Mon père eut une longue vie. Mon oncle eut une longue vie. Et surtout, à mon grand désarroi, ma tante eut une très longue vie.
Ils moururent alors que déjà je vieillissais et, pendant tout ce temps, ils n'ont cessé de me contrôler. De tout contrôler, en réalité. Le Duc de la Marre et la Comtesse de la Vinaudière étaient bien trop retors pour que leurs semblables aient une quelconque chance face à eux.
A croire que Sophia avait tout préparé depuis ses douze ans. Le cours qu'a pris ma vie et la place que j'occupe aujourd'hui ne dois rien au hasard mais bien tout aux talents maudits de ma tante et, dans une moindre mesure, de mon père.
A vous, mon cher descendant lisant ces lignes, vous êtes peut-être le Roi ou la Reine d'un pays que j'espère prospère mais sachez que vous êtes issu d'un lignée d'usurpateur et que, dans un monde juste, vous n'auriez jamais dû accéder au pouvoir. Je ne m'épancherai pas sur la façon dont je suis devenu le prince consort du Royaume. Cependant, j'imagine qu'il est de mon devoir de combler le vide historique se situant entre le compte-rendu de mon oncle et aujourd'hui.
La guerre contre la République a continué. L'armée royale fut quasiment décimée dès les premiers affrontements, ceci dû à un infériorité technologique flagrante. Le Roi en fut réduit à quémander l'aide militaire de ma tante.
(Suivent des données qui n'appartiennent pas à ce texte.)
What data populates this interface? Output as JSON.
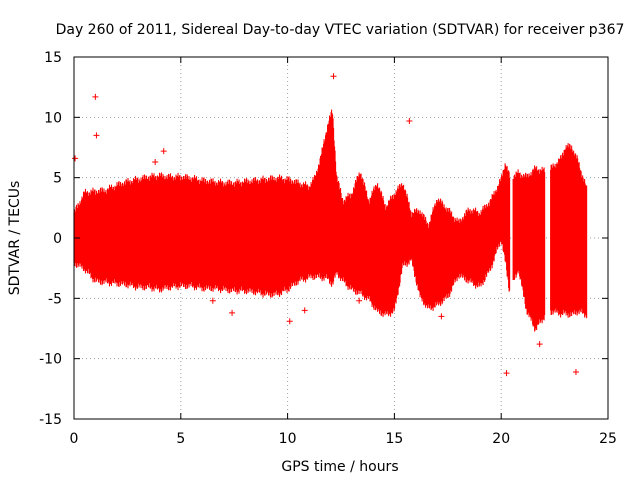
{
  "chart_data": {
    "type": "scatter",
    "title": "Day 260 of 2011, Sidereal Day-to-day VTEC variation (SDTVAR) for receiver p367",
    "xlabel": "GPS time / hours",
    "ylabel": "SDTVAR / TECUs",
    "xlim": [
      0,
      25
    ],
    "ylim": [
      -15,
      15
    ],
    "xticks": [
      "0",
      "5",
      "10",
      "15",
      "20",
      "25"
    ],
    "yticks": [
      "-15",
      "-10",
      "-5",
      "0",
      "5",
      "10",
      "15"
    ],
    "grid": true,
    "marker": "+",
    "series_color": "#ff0000",
    "series": [
      {
        "name": "SDTVAR",
        "envelope": {
          "x": [
            0.0,
            0.5,
            1.0,
            1.5,
            2.0,
            2.5,
            3.0,
            3.5,
            4.0,
            4.5,
            5.0,
            5.5,
            6.0,
            6.5,
            7.0,
            7.5,
            8.0,
            8.5,
            9.0,
            9.5,
            10.0,
            10.5,
            11.0,
            11.3,
            11.6,
            11.9,
            12.1,
            12.3,
            12.6,
            13.0,
            13.4,
            13.8,
            14.2,
            14.6,
            15.0,
            15.4,
            15.8,
            16.2,
            16.6,
            17.0,
            17.5,
            18.0,
            18.5,
            19.0,
            19.5,
            20.0,
            20.2,
            20.4,
            20.8,
            21.2,
            21.6,
            22.0,
            22.4,
            22.8,
            23.0,
            23.3,
            23.6,
            24.0
          ],
          "upper": [
            2.0,
            3.7,
            3.8,
            3.9,
            4.3,
            4.6,
            4.8,
            5.0,
            5.1,
            5.0,
            5.0,
            4.9,
            4.7,
            4.6,
            4.5,
            4.5,
            4.6,
            4.7,
            4.8,
            4.9,
            4.8,
            4.5,
            4.2,
            5.0,
            7.0,
            9.5,
            10.5,
            5.0,
            3.0,
            3.6,
            5.5,
            3.0,
            4.5,
            2.5,
            3.6,
            4.5,
            2.0,
            2.2,
            1.0,
            3.2,
            2.3,
            1.2,
            2.3,
            2.0,
            3.0,
            4.8,
            6.2,
            5.0,
            5.3,
            5.0,
            5.7,
            5.5,
            5.8,
            6.5,
            7.5,
            7.5,
            6.3,
            4.0
          ],
          "lower": [
            -2.0,
            -2.5,
            -3.5,
            -3.6,
            -3.7,
            -3.8,
            -4.0,
            -4.0,
            -4.2,
            -4.0,
            -3.9,
            -3.9,
            -4.1,
            -4.1,
            -4.2,
            -4.3,
            -4.3,
            -4.4,
            -4.6,
            -4.6,
            -4.2,
            -3.5,
            -3.2,
            -3.1,
            -3.2,
            -3.3,
            -3.8,
            -2.8,
            -3.5,
            -4.2,
            -4.5,
            -5.0,
            -6.0,
            -6.3,
            -6.0,
            -2.2,
            -1.8,
            -4.8,
            -5.8,
            -5.5,
            -4.8,
            -3.0,
            -3.5,
            -4.0,
            -2.5,
            0.0,
            -2.0,
            -4.5,
            -2.5,
            -6.0,
            -7.5,
            -6.5,
            -6.0,
            -6.2,
            -6.2,
            -6.3,
            -6.0,
            -6.3
          ]
        },
        "outliers": [
          {
            "x": 0.05,
            "y": 6.6
          },
          {
            "x": 1.0,
            "y": 11.7
          },
          {
            "x": 1.05,
            "y": 8.5
          },
          {
            "x": 3.8,
            "y": 6.3
          },
          {
            "x": 4.2,
            "y": 7.2
          },
          {
            "x": 6.5,
            "y": -5.2
          },
          {
            "x": 7.4,
            "y": -6.2
          },
          {
            "x": 10.1,
            "y": -6.9
          },
          {
            "x": 10.8,
            "y": -6.0
          },
          {
            "x": 12.15,
            "y": 13.4
          },
          {
            "x": 13.35,
            "y": -5.2
          },
          {
            "x": 15.7,
            "y": 9.7
          },
          {
            "x": 17.2,
            "y": -6.5
          },
          {
            "x": 20.25,
            "y": -11.2
          },
          {
            "x": 21.8,
            "y": -8.8
          },
          {
            "x": 23.3,
            "y": 0.3
          },
          {
            "x": 23.5,
            "y": -11.1
          }
        ],
        "gaps": [
          [
            20.4,
            20.55
          ],
          [
            22.05,
            22.3
          ]
        ]
      }
    ]
  }
}
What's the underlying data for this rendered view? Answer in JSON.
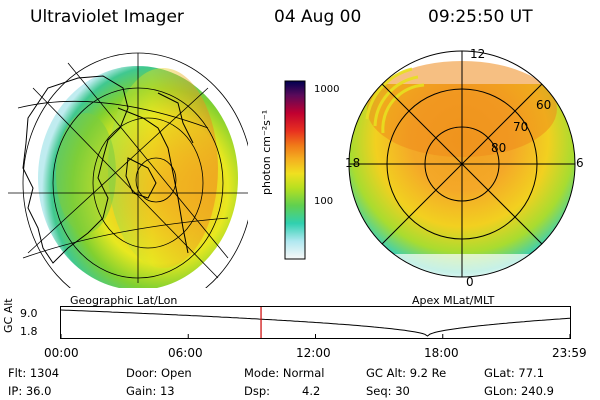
{
  "header": {
    "instrument": "Ultraviolet Imager",
    "date": "04 Aug 00",
    "time": "09:25:50 UT"
  },
  "colorbar": {
    "unit_label": "photon cm⁻²s⁻¹",
    "tick_labels": [
      "1000",
      "100"
    ]
  },
  "left_panel": {
    "caption": "Geographic Lat/Lon"
  },
  "right_panel": {
    "caption": "Apex MLat/MLT",
    "mlt_labels": {
      "top": "12",
      "left": "18",
      "right": "6",
      "bottom": "0"
    },
    "lat_labels": [
      "60",
      "70",
      "80"
    ]
  },
  "altitude_plot": {
    "ylabel": "GC Alt",
    "y_ticks": [
      "9.0",
      "1.8"
    ],
    "x_ticks": [
      "00:00",
      "06:00",
      "12:00",
      "18:00",
      "23:59"
    ],
    "current_time_fraction": 0.393,
    "perigee_fraction": 0.72
  },
  "info": {
    "flt": "Flt: 1304",
    "ip": "IP: 36.0",
    "door": "Door: Open",
    "gain": "Gain: 13",
    "mode": "Mode: Normal",
    "dsp": "Dsp:",
    "dsp_val": "4.2",
    "gc_alt": "GC Alt: 9.2 Re",
    "seq": "Seq: 30",
    "glat": "GLat:  77.1",
    "glon": "GLon: 240.9"
  },
  "colors": {
    "bar_line": "#000000",
    "time_marker": "#cc0000"
  }
}
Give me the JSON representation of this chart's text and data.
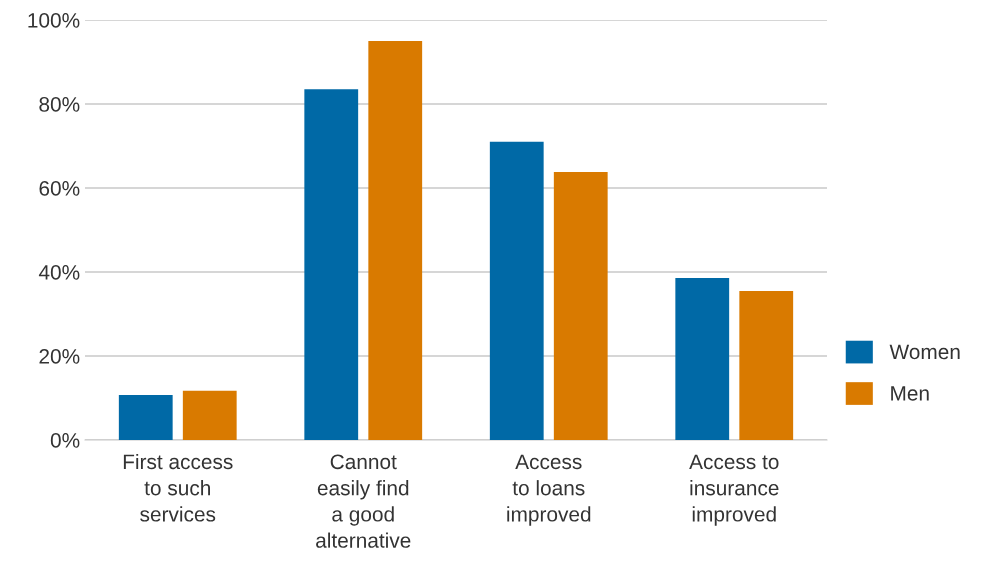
{
  "chart_data": {
    "type": "bar",
    "categories": [
      "First access\nto such\nservices",
      "Cannot\neasily find\na good\nalternative",
      "Access\nto loans\nimproved",
      "Access to\ninsurance\nimproved"
    ],
    "series": [
      {
        "name": "Women",
        "color": "#0069a6",
        "values": [
          10.7,
          83.5,
          71,
          38.6
        ]
      },
      {
        "name": "Men",
        "color": "#d97a00",
        "values": [
          11.7,
          95,
          63.8,
          35.5
        ]
      }
    ],
    "ylim": [
      0,
      100
    ],
    "yticks": [
      {
        "value": 0,
        "label": "0%"
      },
      {
        "value": 20,
        "label": "20%"
      },
      {
        "value": 40,
        "label": "40%"
      },
      {
        "value": 60,
        "label": "60%"
      },
      {
        "value": 80,
        "label": "80%"
      },
      {
        "value": 100,
        "label": "100%"
      }
    ],
    "grid": "y",
    "legend": "right"
  }
}
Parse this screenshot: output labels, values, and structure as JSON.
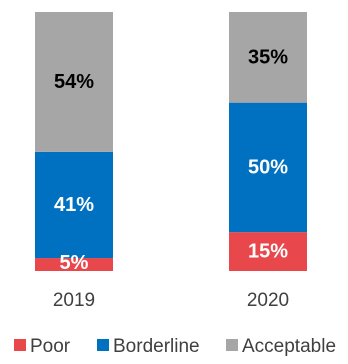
{
  "chart_data": {
    "type": "bar",
    "stacked": true,
    "categories": [
      "2019",
      "2020"
    ],
    "series": [
      {
        "name": "Poor",
        "values": [
          5,
          15
        ],
        "labels": [
          "5%",
          "15%"
        ],
        "color": "#e8474c",
        "label_color": "#ffffff"
      },
      {
        "name": "Borderline",
        "values": [
          41,
          50
        ],
        "labels": [
          "41%",
          "50%"
        ],
        "color": "#0070c0",
        "label_color": "#ffffff"
      },
      {
        "name": "Acceptable",
        "values": [
          54,
          35
        ],
        "labels": [
          "54%",
          "35%"
        ],
        "color": "#a6a6a6",
        "label_color": "#000000"
      }
    ],
    "ylim": [
      0,
      100
    ],
    "grid": false,
    "legend": "bottom"
  }
}
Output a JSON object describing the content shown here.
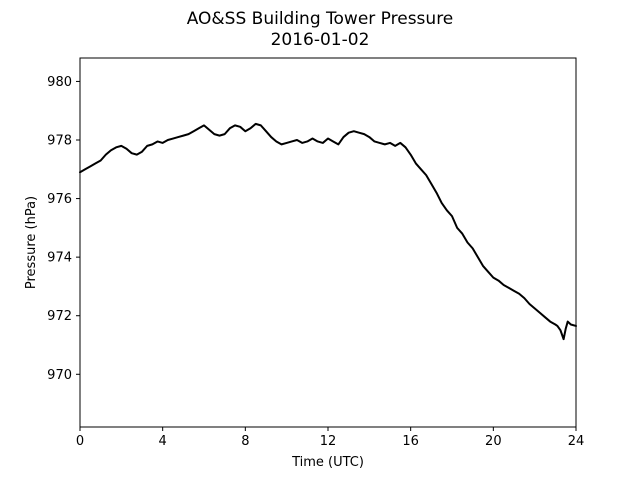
{
  "chart_data": {
    "type": "line",
    "title": "AO&SS Building Tower Pressure",
    "subtitle": "2016-01-02",
    "xlabel": "Time (UTC)",
    "ylabel": "Pressure (hPa)",
    "xlim": [
      0,
      24
    ],
    "ylim": [
      968.2,
      980.8
    ],
    "xticks": [
      0,
      4,
      8,
      12,
      16,
      20,
      24
    ],
    "yticks": [
      970,
      972,
      974,
      976,
      978,
      980
    ],
    "grid": false,
    "legend": "none",
    "line_color": "#000000",
    "series": [
      {
        "x": [
          0,
          0.25,
          0.5,
          0.75,
          1.0,
          1.25,
          1.5,
          1.75,
          2.0,
          2.25,
          2.5,
          2.75,
          3.0,
          3.25,
          3.5,
          3.75,
          4.0,
          4.25,
          4.5,
          4.75,
          5.0,
          5.25,
          5.5,
          5.75,
          6.0,
          6.25,
          6.5,
          6.75,
          7.0,
          7.25,
          7.5,
          7.75,
          8.0,
          8.25,
          8.5,
          8.75,
          9.0,
          9.25,
          9.5,
          9.75,
          10.0,
          10.25,
          10.5,
          10.75,
          11.0,
          11.25,
          11.5,
          11.75,
          12.0,
          12.25,
          12.5,
          12.75,
          13.0,
          13.25,
          13.5,
          13.75,
          14.0,
          14.25,
          14.5,
          14.75,
          15.0,
          15.25,
          15.5,
          15.75,
          16.0,
          16.25,
          16.5,
          16.75,
          17.0,
          17.25,
          17.5,
          17.75,
          18.0,
          18.25,
          18.5,
          18.75,
          19.0,
          19.25,
          19.5,
          19.75,
          20.0,
          20.25,
          20.5,
          20.75,
          21.0,
          21.25,
          21.5,
          21.75,
          22.0,
          22.25,
          22.5,
          22.75,
          23.0,
          23.1,
          23.25,
          23.4,
          23.5,
          23.6,
          23.75,
          24.0
        ],
        "y": [
          976.9,
          977.0,
          977.1,
          977.2,
          977.3,
          977.5,
          977.65,
          977.75,
          977.8,
          977.7,
          977.55,
          977.5,
          977.6,
          977.8,
          977.85,
          977.95,
          977.9,
          978.0,
          978.05,
          978.1,
          978.15,
          978.2,
          978.3,
          978.4,
          978.5,
          978.35,
          978.2,
          978.15,
          978.2,
          978.4,
          978.5,
          978.45,
          978.3,
          978.4,
          978.55,
          978.5,
          978.3,
          978.1,
          977.95,
          977.85,
          977.9,
          977.95,
          978.0,
          977.9,
          977.95,
          978.05,
          977.95,
          977.9,
          978.05,
          977.95,
          977.85,
          978.1,
          978.25,
          978.3,
          978.25,
          978.2,
          978.1,
          977.95,
          977.9,
          977.85,
          977.9,
          977.8,
          977.9,
          977.75,
          977.5,
          977.2,
          977.0,
          976.8,
          976.5,
          976.2,
          975.85,
          975.6,
          975.4,
          975.0,
          974.8,
          974.5,
          974.3,
          974.0,
          973.7,
          973.5,
          973.3,
          973.2,
          973.05,
          972.95,
          972.85,
          972.75,
          972.6,
          972.4,
          972.25,
          972.1,
          971.95,
          971.8,
          971.7,
          971.65,
          971.5,
          971.2,
          971.55,
          971.8,
          971.7,
          971.65
        ]
      }
    ]
  }
}
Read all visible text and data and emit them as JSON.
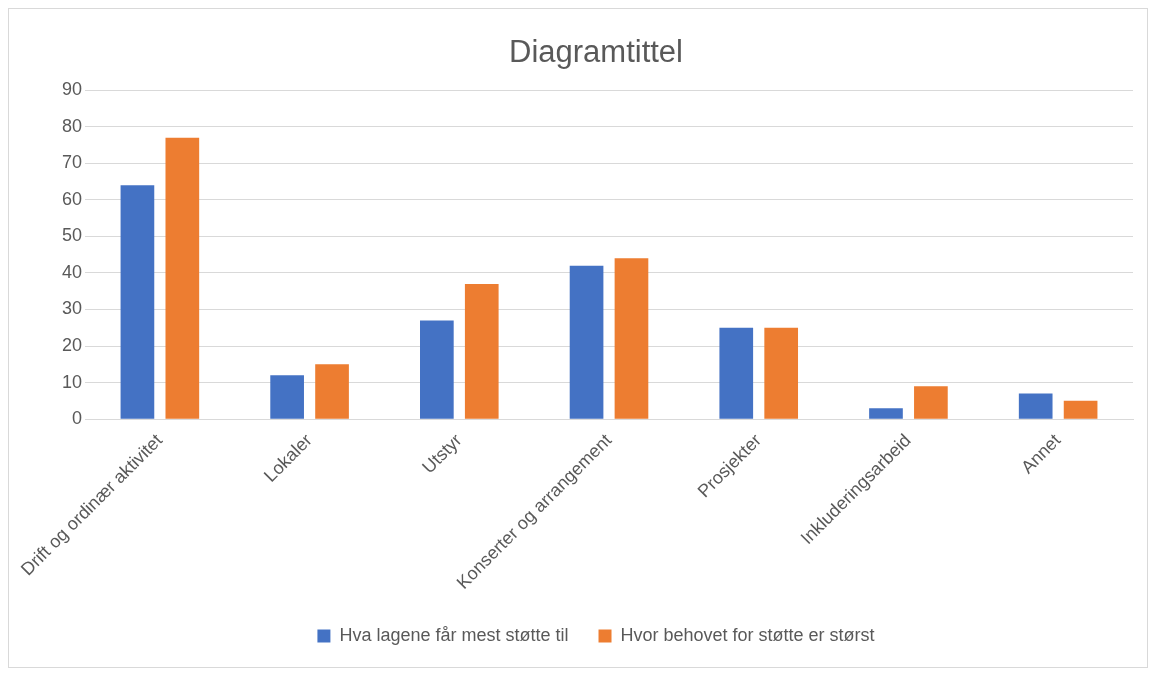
{
  "chart_data": {
    "type": "bar",
    "title": "Diagramtittel",
    "categories": [
      "Drift og ordinær aktivitet",
      "Lokaler",
      "Utstyr",
      "Konserter og arrangement",
      "Prosjekter",
      "Inkluderingsarbeid",
      "Annet"
    ],
    "series": [
      {
        "name": "Hva lagene får mest støtte til",
        "color": "#4472c4",
        "values": [
          64,
          12,
          27,
          42,
          25,
          3,
          7
        ]
      },
      {
        "name": "Hvor behovet for støtte er størst",
        "color": "#ed7d31",
        "values": [
          77,
          15,
          37,
          44,
          25,
          9,
          5
        ]
      }
    ],
    "ylim": [
      0,
      90
    ],
    "yticks": [
      0,
      10,
      20,
      30,
      40,
      50,
      60,
      70,
      80,
      90
    ],
    "grid": "y",
    "legend": "bottom"
  }
}
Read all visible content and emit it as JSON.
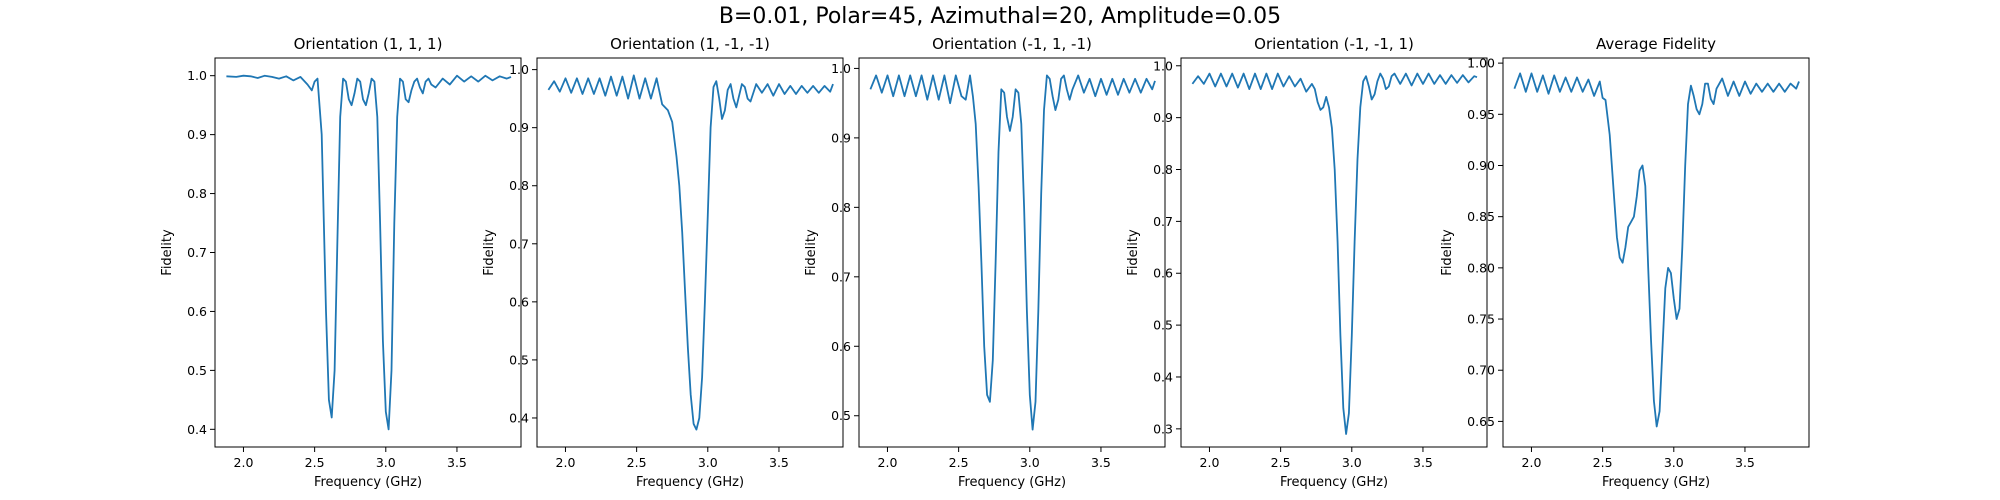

Le Royaume sortit vainqueur de la Longue Guerre. L'armée royale fut celle à qui on reprocha d'avoir perdu des batailles. La milice comtoise fut celle à qui on attribua les lauriers de la victoire.
Les territoires du Royaume frontaliers de la République étaient totalement ravagés à la sortie de la guerre. Les terres fertiles de mon père furent épargnées par les combats. Il vendit à des taux astronomiques ses excédents de récoltes à un peuple affamé. Il extorqua aux différents nobles de ces régions désolées une quantité affolante d'argent. Il ne se soucia jamais de savoir si son comportement mesquin et cupide provoquait des famines dans notre pays. C'était le problème du Roi, pas le sien. Et c'est ainsi, dans un geste de bonté aussi stupide que magnifique, que le Roi aida financièrement ses nobles à acheter du grain à Sothe de la Marre.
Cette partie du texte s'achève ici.